Mark Cullen: The evolution of the family farm
Published Wednesday, October 5, 2011 8:31AM EDT
The movement of food from Canadian farms to our forks is a topic of great interest today. Perhaps it is our keen awareness of the value of everything that we put in our mouths and tummies, the results of which can be beneficial or catastrophic, depending.
- EXCLUSIVE: Read a guest blog submitted by Agriculture Minister Gerry Ritz
When we look at the beginning of that important chain -- the production of food -- we realize that there is a generation of farmers who are disillusioned by what they see in the crystal ball and are vouching in large numbers to find work elsewhere. It is with this in mind that we sought out a member of the incoming generation of farmers -- Jeff Barrow, a cash cropper/grain farmer is a 6th generation Canadian farmer.
To suggest that great change has taken place since Jeff's great, great-grandfather first opened up the land in an effort to feed his family through a variety of ‘mixed' farming, would be to understate the situation. Fact is Jeff now farms over 5,000 acres, owns four full sized harvest combines and employs a lot of people, including some extended family.

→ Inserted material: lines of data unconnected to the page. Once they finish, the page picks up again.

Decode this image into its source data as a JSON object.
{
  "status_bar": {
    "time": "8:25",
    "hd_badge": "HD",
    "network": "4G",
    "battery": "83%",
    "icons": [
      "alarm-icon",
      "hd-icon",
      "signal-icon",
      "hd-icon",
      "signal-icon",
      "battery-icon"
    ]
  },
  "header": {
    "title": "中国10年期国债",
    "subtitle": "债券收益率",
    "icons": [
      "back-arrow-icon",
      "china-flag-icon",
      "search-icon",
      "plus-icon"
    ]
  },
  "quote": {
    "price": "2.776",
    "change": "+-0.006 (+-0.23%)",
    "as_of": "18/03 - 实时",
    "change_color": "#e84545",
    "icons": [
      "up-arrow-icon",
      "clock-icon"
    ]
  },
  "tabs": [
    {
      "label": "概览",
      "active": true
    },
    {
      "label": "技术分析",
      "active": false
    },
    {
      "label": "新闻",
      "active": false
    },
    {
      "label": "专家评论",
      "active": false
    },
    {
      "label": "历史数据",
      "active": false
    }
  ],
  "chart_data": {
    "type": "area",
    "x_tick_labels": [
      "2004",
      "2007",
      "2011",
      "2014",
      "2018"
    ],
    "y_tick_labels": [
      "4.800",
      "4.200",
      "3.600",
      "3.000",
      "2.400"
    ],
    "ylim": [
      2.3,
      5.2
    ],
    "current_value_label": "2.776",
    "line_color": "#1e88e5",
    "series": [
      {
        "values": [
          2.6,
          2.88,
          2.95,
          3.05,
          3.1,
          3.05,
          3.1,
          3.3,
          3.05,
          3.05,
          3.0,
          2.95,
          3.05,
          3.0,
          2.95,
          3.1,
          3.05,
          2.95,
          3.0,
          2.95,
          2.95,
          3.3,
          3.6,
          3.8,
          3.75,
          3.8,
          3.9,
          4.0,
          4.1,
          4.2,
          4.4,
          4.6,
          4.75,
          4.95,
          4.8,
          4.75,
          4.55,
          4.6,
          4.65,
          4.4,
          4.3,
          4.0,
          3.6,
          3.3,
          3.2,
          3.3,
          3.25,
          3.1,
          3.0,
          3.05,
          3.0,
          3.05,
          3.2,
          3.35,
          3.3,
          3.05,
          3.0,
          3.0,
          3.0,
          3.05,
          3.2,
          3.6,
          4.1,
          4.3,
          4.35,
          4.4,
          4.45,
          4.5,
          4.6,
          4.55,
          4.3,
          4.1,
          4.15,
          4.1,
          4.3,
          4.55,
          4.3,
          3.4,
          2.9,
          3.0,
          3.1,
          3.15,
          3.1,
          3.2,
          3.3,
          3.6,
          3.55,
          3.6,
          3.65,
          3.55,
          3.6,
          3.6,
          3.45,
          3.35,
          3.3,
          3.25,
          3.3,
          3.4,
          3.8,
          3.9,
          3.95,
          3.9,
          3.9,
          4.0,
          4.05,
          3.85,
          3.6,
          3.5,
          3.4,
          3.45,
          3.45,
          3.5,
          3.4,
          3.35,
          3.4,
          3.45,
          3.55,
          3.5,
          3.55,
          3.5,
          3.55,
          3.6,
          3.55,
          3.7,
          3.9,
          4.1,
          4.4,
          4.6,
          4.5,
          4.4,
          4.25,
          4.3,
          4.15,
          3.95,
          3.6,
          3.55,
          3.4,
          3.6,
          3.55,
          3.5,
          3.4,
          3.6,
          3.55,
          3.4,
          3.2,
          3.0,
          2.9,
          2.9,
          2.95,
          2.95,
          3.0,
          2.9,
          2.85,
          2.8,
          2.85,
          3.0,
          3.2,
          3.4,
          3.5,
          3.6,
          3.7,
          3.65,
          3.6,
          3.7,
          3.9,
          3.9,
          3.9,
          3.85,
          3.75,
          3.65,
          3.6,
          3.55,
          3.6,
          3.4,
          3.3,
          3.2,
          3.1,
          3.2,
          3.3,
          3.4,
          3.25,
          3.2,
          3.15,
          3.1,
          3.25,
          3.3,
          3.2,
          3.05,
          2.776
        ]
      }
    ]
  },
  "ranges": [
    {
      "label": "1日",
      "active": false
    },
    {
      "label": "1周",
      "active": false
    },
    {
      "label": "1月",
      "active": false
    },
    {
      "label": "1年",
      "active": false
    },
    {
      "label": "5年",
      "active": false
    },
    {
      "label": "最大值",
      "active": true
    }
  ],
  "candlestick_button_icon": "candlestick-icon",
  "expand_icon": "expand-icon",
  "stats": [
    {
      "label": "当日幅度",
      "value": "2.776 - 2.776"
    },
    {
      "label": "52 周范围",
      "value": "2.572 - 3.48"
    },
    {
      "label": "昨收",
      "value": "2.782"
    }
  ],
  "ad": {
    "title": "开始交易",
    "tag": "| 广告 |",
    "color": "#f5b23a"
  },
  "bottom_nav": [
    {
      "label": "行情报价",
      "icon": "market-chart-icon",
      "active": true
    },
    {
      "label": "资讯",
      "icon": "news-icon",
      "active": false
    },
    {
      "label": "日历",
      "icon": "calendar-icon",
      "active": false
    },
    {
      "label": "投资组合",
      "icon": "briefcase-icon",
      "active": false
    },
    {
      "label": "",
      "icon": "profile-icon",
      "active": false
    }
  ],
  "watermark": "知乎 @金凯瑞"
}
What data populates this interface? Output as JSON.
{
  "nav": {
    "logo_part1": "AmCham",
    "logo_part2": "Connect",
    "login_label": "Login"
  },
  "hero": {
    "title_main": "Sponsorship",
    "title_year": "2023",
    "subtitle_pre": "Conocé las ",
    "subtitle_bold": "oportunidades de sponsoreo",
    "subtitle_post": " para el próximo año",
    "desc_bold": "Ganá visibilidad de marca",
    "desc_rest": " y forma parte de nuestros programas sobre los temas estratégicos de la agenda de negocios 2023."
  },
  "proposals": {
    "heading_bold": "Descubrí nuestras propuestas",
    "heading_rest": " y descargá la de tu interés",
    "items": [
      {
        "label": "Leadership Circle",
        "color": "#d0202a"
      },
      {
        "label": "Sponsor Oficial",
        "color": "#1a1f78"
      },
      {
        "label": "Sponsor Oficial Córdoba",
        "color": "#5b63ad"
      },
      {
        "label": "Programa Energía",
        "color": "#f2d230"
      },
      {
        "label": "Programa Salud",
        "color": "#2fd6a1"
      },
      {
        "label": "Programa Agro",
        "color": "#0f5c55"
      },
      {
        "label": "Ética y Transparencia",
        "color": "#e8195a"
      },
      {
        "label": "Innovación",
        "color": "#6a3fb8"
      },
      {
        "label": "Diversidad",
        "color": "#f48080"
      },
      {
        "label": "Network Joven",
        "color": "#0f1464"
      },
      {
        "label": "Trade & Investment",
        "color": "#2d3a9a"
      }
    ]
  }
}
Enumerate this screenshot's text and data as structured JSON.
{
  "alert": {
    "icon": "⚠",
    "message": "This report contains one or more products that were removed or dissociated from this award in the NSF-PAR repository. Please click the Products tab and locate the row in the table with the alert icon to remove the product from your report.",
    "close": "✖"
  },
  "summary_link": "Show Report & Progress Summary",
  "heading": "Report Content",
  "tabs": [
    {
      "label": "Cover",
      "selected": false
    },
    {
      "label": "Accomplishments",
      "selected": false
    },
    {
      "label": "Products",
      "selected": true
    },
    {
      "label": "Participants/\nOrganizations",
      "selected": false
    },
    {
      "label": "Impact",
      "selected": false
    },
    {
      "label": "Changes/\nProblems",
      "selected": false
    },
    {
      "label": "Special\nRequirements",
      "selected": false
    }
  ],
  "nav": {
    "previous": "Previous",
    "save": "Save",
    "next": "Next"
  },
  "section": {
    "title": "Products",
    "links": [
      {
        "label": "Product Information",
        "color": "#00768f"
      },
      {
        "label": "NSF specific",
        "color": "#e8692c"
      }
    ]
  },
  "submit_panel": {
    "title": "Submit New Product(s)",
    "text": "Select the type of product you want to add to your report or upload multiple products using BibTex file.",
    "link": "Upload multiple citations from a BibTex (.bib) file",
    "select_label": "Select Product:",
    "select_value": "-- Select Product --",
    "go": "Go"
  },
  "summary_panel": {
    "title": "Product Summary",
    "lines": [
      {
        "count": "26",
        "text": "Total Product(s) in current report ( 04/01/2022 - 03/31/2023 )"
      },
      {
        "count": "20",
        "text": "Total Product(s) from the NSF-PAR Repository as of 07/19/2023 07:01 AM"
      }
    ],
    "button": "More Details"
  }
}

This is hardly the picture that we have in our minds of the typical Canadian farmer.
Welcome to the new reality on the Canadian Farm.
The fact is Jeff personifies the potential for a successful generation of farmers in Canada, it is just not the image that most of us hold near and dear.
In my opinion, it is all part of the new reality that we are dealing with on every level.
On the opposite end of the farming scale we have small scale organic or ‘sustainable' farmers who are selling directly to retail markets and servicing niche restaurants.